FRONTIER

Anotation

Computer vision is beginning to see a paradigm shift with large-scale foundational models that demonstrate impressive results on a wide range of recognition tasks. While achieving impressive results, these models learn only static 2D image representations based on observed correlations between still images and natural language. However, our world is three-dimensional, full of dynamic events  and causal interactions. We argue that the next scientific challenge is to invent foundational models for embodied perception – that is
perception for systems that have a physical body, operate in a dynamic 3D world and interact with the surrounding environment.
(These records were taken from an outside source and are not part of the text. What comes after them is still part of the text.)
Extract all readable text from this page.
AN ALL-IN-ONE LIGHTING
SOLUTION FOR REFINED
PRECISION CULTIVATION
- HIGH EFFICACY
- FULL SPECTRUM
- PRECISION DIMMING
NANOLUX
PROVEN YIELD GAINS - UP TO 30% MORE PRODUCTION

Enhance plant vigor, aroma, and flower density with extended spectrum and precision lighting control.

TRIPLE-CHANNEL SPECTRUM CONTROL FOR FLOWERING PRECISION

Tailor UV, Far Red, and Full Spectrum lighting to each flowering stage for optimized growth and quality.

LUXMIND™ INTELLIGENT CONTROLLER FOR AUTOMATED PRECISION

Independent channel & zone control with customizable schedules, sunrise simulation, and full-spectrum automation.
FRONTIER addresses this challenge by means of:

1. developing a new class of foundational model architectures grounded in the geometrical and physical structure of the world that seamlessly combine large-scale neural networks with learnable differentiable physical simulation components to achieve generalization across tasks, situations and environments;
2. designing new learning algorithms that incorporate the physical and geometric structure as constraints on the learning process to achieve new levels of data efficiency with the aim of bringing intelligent systems closer to humans who can often learn from only a few available examples;
3. developing new federated learning methods that will allow sharing and accumulating learning experiences across different embodied systems thereby achieving new levels of scale, accuracy, and robustness not achievable by learning in any individual system alone.

Breakthrough progress on these problems would have profound implications on our everyday lives as well as science and commerce with safer cars that learn from each other, intelligent production lines that collaboratively adapt to new workflows or a new generation of smart assistive robots that automatically learn new skills from the Internet and each other enabled by the advances from this project.